The dinner had to do with the possibility of Romney being tapped as Trump’s Secretary of State. The jury’s still out on whether or not it did him any good. Regardless, it might have just been really bad timing, but Romney certainly doesn’t look like this is how he wanted to spend the evening.

Tiny-Hands Trump

It started when Marco Rubio decided he’d had enough of Trump calling him “little Marco,” although its true origins do run a little deeper. Trusting in the age-old wisdom that it’s the bullies who are truly insecure, Rubio remarked to a crowd of supporters that Trump has small hands for a man his height. He said, “Have you seen his hands? And you know what they say about men with small hands.”

Rubio’s tactic turned out to be effective, playing on Trump’s trumped-up sense of masculinity. He took time in the next debate to clarify that there was “no problem” with his hands or his penis.
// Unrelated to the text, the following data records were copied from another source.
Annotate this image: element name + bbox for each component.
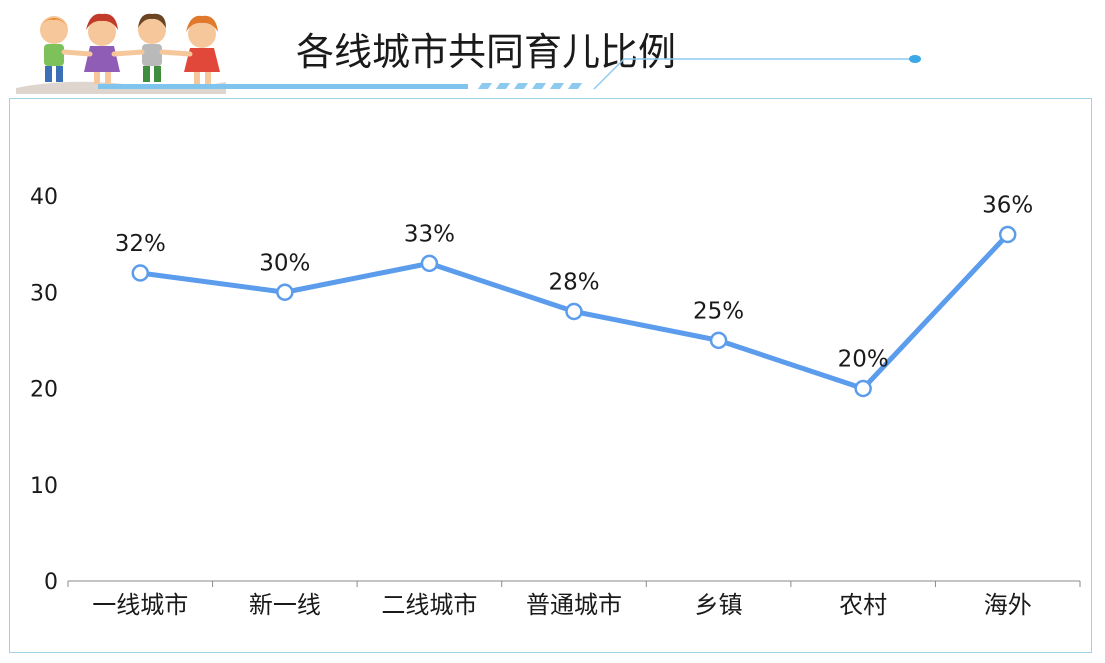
page-title: 各线城市共同育儿比例 [296,30,677,74]
data-point[interactable] [565,302,583,321]
children-illustration [16,13,226,94]
x-tick-label: 乡镇 [695,591,743,619]
data-point[interactable] [998,225,1017,244]
data-label: 32% [115,231,166,257]
data-label: 20% [838,347,889,373]
x-tick-label: 海外 [984,591,1032,619]
y-tick-label: 20 [30,378,58,403]
y-tick-label: 0 [44,570,58,595]
chart-frame [9,98,1092,653]
x-tick-label: 新一线 [249,591,321,619]
data-point[interactable] [854,379,872,398]
y-tick-label: 30 [30,281,58,306]
data-point[interactable] [420,254,439,273]
title-underline-decoration [98,55,921,90]
data-label: 28% [548,270,599,296]
x-tick-label: 农村 [839,591,887,619]
data-point[interactable] [276,283,294,301]
data-label: 36% [982,193,1033,219]
data-label: 25% [693,298,744,324]
x-tick-label: 普通城市 [526,591,622,619]
x-tick-label: 一线城市 [92,591,188,619]
data-label: 33% [404,221,455,247]
data-point[interactable] [709,331,728,350]
data-label: 30% [259,250,310,276]
data-point[interactable] [131,264,150,282]
y-tick-label: 10 [30,474,58,499]
x-tick-label: 二线城市 [381,591,477,619]
y-tick-label: 40 [30,185,58,210]
header: 各线城市共同育儿比例 [0,0,1105,100]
America still hasn’t gotten over this one.

John Oliver, host of Last Week Tonight on HBO, has also thrown his hat in the tiny hands ring a number of times.

Sad Bernie Watches the Debate

It wasn’t supposed to be sad, but when Bernie Sanders tweets a picture of himself tuning into the first presidential debate from home, it invoked the collective sympathy of his supporters and the internet at large.
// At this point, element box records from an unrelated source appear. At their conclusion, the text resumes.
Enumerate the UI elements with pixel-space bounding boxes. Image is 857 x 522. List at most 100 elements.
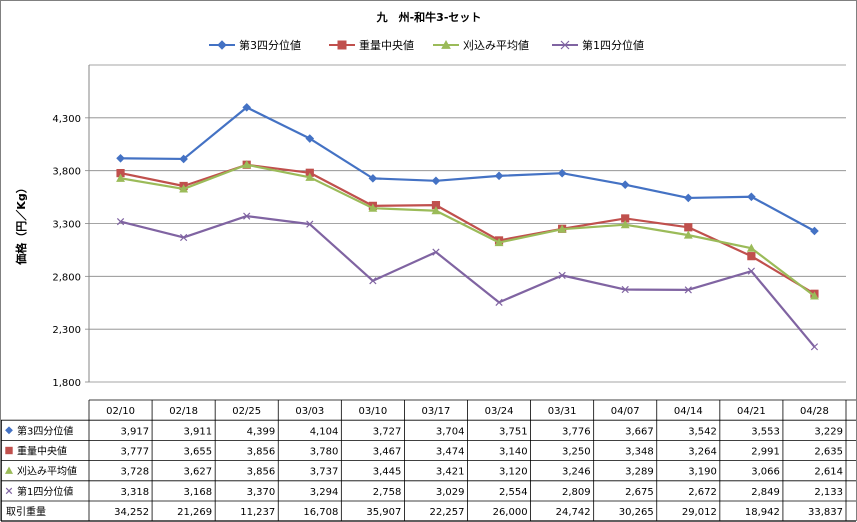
data-label-1-7: 3,250 — [562, 447, 591, 458]
x-tick-label-1: 02/18 — [169, 406, 198, 417]
table-extra-cell-0-10: 18,942 — [745, 507, 780, 518]
data-label-3-2: 3,370 — [247, 487, 276, 498]
series-0-point-2 — [242, 103, 252, 112]
series-2-point-6 — [494, 237, 504, 247]
data-label-0-1: 3,911 — [184, 426, 213, 437]
data-label-0-2: 4,399 — [247, 426, 276, 437]
data-label-2-11: 2,614 — [814, 467, 843, 478]
y-tick-label-4: 3,800 — [52, 167, 81, 178]
series-0-point-9 — [683, 193, 693, 203]
table-extra-row-label-0: 取引重量 — [6, 505, 46, 518]
data-label-1-2: 3,856 — [247, 447, 276, 458]
table-legend-marker-2 — [4, 466, 14, 474]
series-2-point-11 — [810, 291, 819, 300]
series-3-point-4 — [369, 277, 377, 285]
x-tick-label-2: 02/25 — [232, 406, 261, 417]
data-label-0-3: 4,104 — [310, 426, 339, 437]
series-line-3 — [120, 215, 816, 348]
series-3-point-5 — [432, 248, 440, 256]
y-tick-label-2: 2,800 — [52, 272, 81, 283]
series-0-point-8 — [620, 180, 630, 190]
data-label-1-0: 3,777 — [120, 447, 149, 458]
y-tick-label-5: 4,300 — [52, 114, 81, 125]
legend-label-1: 重量中央値 — [359, 38, 414, 52]
data-label-3-7: 2,809 — [562, 487, 591, 498]
series-3-point-1 — [180, 233, 188, 242]
series-0-point-6 — [494, 171, 504, 181]
y-tick-label-3: 3,300 — [52, 220, 81, 231]
data-label-2-7: 3,246 — [562, 467, 591, 478]
table-extra-cell-0-7: 24,742 — [556, 507, 591, 518]
legend-marker-1 — [337, 40, 347, 50]
table-row-label-2: 刈込み平均値 — [17, 465, 77, 478]
series-0-point-3 — [305, 134, 315, 143]
x-tick-label-3: 03/03 — [295, 406, 324, 417]
table-legend-marker-1 — [5, 446, 13, 455]
data-label-1-5: 3,474 — [436, 447, 465, 458]
x-tick-label-10: 04/21 — [737, 406, 766, 417]
data-label-2-0: 3,728 — [120, 467, 149, 478]
data-label-3-5: 3,029 — [436, 487, 465, 498]
data-label-1-3: 3,780 — [310, 447, 339, 458]
x-tick-label-4: 03/10 — [358, 406, 387, 417]
table-extra-cell-0-0: 34,252 — [114, 507, 149, 518]
data-label-3-9: 2,672 — [688, 487, 717, 498]
table-extra-cell-0-3: 16,708 — [303, 507, 338, 518]
data-label-1-9: 3,264 — [688, 447, 717, 458]
series-3-point-7 — [558, 271, 566, 280]
legend-label-2: 刈込み平均値 — [463, 39, 529, 52]
table-row-label-0: 第3四分位値 — [17, 424, 73, 437]
table-extra-cell-0-9: 29,012 — [682, 507, 717, 518]
series-0-point-0 — [116, 153, 125, 163]
table-extra-cell-0-4: 35,907 — [366, 507, 401, 518]
table-row-label-1: 重量中央値 — [17, 445, 67, 458]
series-0-point-7 — [557, 168, 567, 178]
series-line-2 — [120, 163, 816, 297]
data-label-2-5: 3,421 — [436, 467, 465, 478]
data-label-2-10: 3,066 — [751, 467, 780, 478]
data-label-0-6: 3,751 — [499, 426, 528, 437]
legend-label-0: 第3四分位値 — [239, 38, 301, 52]
series-3-point-6 — [495, 298, 503, 306]
data-label-0-0: 3,917 — [120, 426, 149, 437]
data-label-3-8: 2,675 — [625, 487, 654, 498]
series-0-point-5 — [431, 176, 441, 186]
series-3-point-2 — [243, 212, 251, 220]
x-tick-label-0: 02/10 — [106, 406, 135, 417]
data-label-2-4: 3,445 — [373, 467, 402, 478]
series-0-point-1 — [179, 154, 188, 164]
x-tick-label-8: 04/07 — [611, 406, 640, 417]
data-label-3-1: 3,168 — [184, 487, 213, 498]
legend-marker-0 — [217, 40, 227, 50]
data-label-0-4: 3,727 — [373, 426, 402, 437]
x-tick-label-7: 03/31 — [548, 406, 577, 417]
series-1-point-10 — [747, 252, 756, 261]
series-2-point-8 — [620, 220, 630, 229]
legend-label-3: 第1四分位値 — [582, 38, 644, 52]
data-label-1-8: 3,348 — [625, 447, 654, 458]
series-0-point-11 — [810, 226, 819, 236]
series-3-point-8 — [621, 285, 629, 294]
data-label-2-8: 3,289 — [625, 467, 654, 478]
data-label-2-3: 3,737 — [310, 467, 339, 478]
x-tick-label-6: 03/24 — [485, 406, 514, 417]
y-tick-label-0: 1,800 — [52, 378, 81, 389]
series-1-point-9 — [684, 223, 693, 232]
data-label-0-11: 3,229 — [814, 426, 843, 437]
series-0-point-10 — [747, 192, 756, 202]
data-label-3-0: 3,318 — [120, 487, 149, 498]
data-label-1-1: 3,655 — [184, 447, 213, 458]
table-extra-cell-0-5: 22,257 — [430, 507, 465, 518]
table-extra-cell-0-8: 30,265 — [619, 507, 654, 518]
data-label-1-4: 3,467 — [373, 447, 402, 458]
table-extra-cell-0-1: 21,269 — [177, 507, 212, 518]
series-3-point-3 — [306, 220, 314, 228]
chart-title: 九 州-和牛3-セット — [376, 10, 482, 24]
table-extra-cell-0-11: 33,837 — [808, 507, 843, 518]
legend-marker-2 — [441, 39, 451, 49]
data-label-2-6: 3,120 — [499, 467, 528, 478]
y-axis-label: 価格（円／Kg） — [14, 182, 28, 265]
x-tick-label-9: 04/14 — [674, 406, 703, 417]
Those who saw the picture could only imagine what the Vermont senator was thinking, watching with his hands in his pockets as Hillary Clinton, his rival in the primaries, took the stage with Republican nominee Donald Trump.
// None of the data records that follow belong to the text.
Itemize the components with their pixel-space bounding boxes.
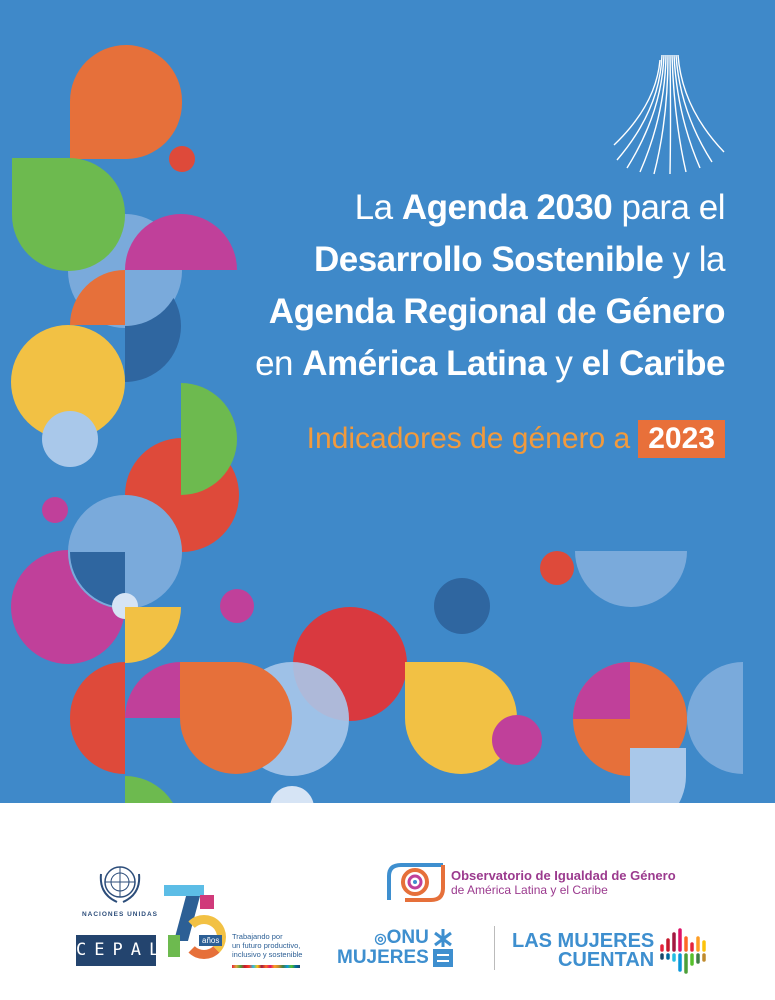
agenda-rays-icon <box>613 54 725 175</box>
magenta-dot-shape-2 <box>220 589 254 623</box>
title-line-3: Agenda Regional de Género <box>268 292 726 331</box>
title-line-1: La Agenda 2030 para el <box>354 188 726 227</box>
un-logo: Naciones Unidas <box>75 862 165 918</box>
bars-graphic-icon <box>660 928 706 974</box>
observatorio-eye-icon <box>387 863 445 902</box>
lightblue-half-shape-2 <box>687 662 743 774</box>
cepal-75-anniversary-logo: 75 años Trabajando por un futuro product… <box>162 885 307 970</box>
lightblue-quarter-shape-2 <box>630 748 686 803</box>
onu-mujeres-symbol-icon <box>432 928 453 967</box>
magenta-dot-shape <box>42 497 68 523</box>
yellow-quarter-shape <box>125 607 181 663</box>
title-line-2: Desarrollo Sostenible y la <box>313 240 726 279</box>
lightblue-small-circle-shape <box>42 411 98 467</box>
green-quarter-shape <box>125 776 181 803</box>
las-mujeres-cuentan-logo: LAS MUJERES CUENTAN <box>512 928 711 974</box>
logo-divider <box>494 926 495 970</box>
un-globe-icon: ◎ <box>374 930 387 946</box>
document-subtitle: Indicadores de género a 2023 <box>307 420 725 458</box>
red-dot-shape-2 <box>540 551 574 585</box>
cepal-logo: CEPAL <box>76 935 159 966</box>
subtitle-year-badge: 2023 <box>638 420 725 458</box>
document-title: La Agenda 2030 para el Desarrollo Sosten… <box>255 182 725 390</box>
un-emblem-icon <box>99 866 141 903</box>
number-75-graphic <box>162 885 226 965</box>
magenta-quarter-shape-2 <box>573 662 630 719</box>
magenta-quarter-shape <box>125 662 181 718</box>
red-half-shape <box>70 662 125 774</box>
sdg-color-strip <box>232 965 300 968</box>
magenta-dot-shape-3 <box>492 715 542 765</box>
cover-art: La Agenda 2030 para el Desarrollo Sosten… <box>0 0 775 803</box>
red-dot-shape <box>169 146 195 172</box>
green-drop-shape <box>12 158 125 271</box>
title-line-4: en América Latina y el Caribe <box>255 344 725 383</box>
subtitle-text: Indicadores de género a <box>306 422 631 455</box>
pale-circle-shape <box>270 786 314 803</box>
orange-drop-shape <box>70 45 182 159</box>
observatorio-logo: Observatorio de Igualdad de Género de Am… <box>385 862 676 902</box>
orange-drop-shape-2 <box>180 662 292 774</box>
darkblue-circle-shape <box>434 578 490 634</box>
onu-mujeres-logo: ◎ONU MUJERES <box>337 928 453 967</box>
lightblue-half-shape <box>575 551 687 607</box>
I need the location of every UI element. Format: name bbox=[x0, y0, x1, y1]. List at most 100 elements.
That it should have been Bernie, not Hillary on the debate stage, was the prevailing sentiment among those who took part. It was an opportunity to share a dejected laugh and mourn for a final time what many saw as the loss of a great opportunity in Senator Sanders.

Sarah Palin’s Word Vomit

Sarah Palin, the 2008 Republican vice-presidential candidate, endorsed Trump for president in Iowa on January 19. But her endorsement alone isn’t what caught peoples’ attention. It was what she said — or, perhaps more accurately, what she tried to say.

Going off script to a degree never before seen, even from her, Palin rambled on about her own career and the troubles America is facing. She descended at times into true incoherence, which, in addition to confounding the poor reporters who covered her speech in real time, gave us some great remixes.

Bill Clinton’s Balloons

On the final night of the Democratic National Convention, there was a balloon drop following Hillary Clinton’s speech as the nominee.

Evidently no one filled Bill Clinton in on the plan, because he was getting a pretty big kick out of the surprise. The rest of us got a pretty big kick out of his reaction.

Delete Your Account

Hillary Clinton was accused of many things during the election. Possessing the ability to produce quotable, memorable tweets like Trump was not among them. It was perhaps for this reason that when Clinton delivered a particularly on point response to a tweet by Trump, people went a little nuts.

The tweet set off reactions both from the public and other politicians. In retrospect, it may have been one of Clinton’s strongest moments with millennials, who are most fluent in this sort of back and forth.

The moment, however, was somewhat undercut by a response from Trump that reminded everyone why he remains the petty master of the flame war.

It’s been a wild year for politics, and these memes certainly reflect that. We can only speculate as to what 2017 will bring, but we certainly hope that everyone brings their A-game once again.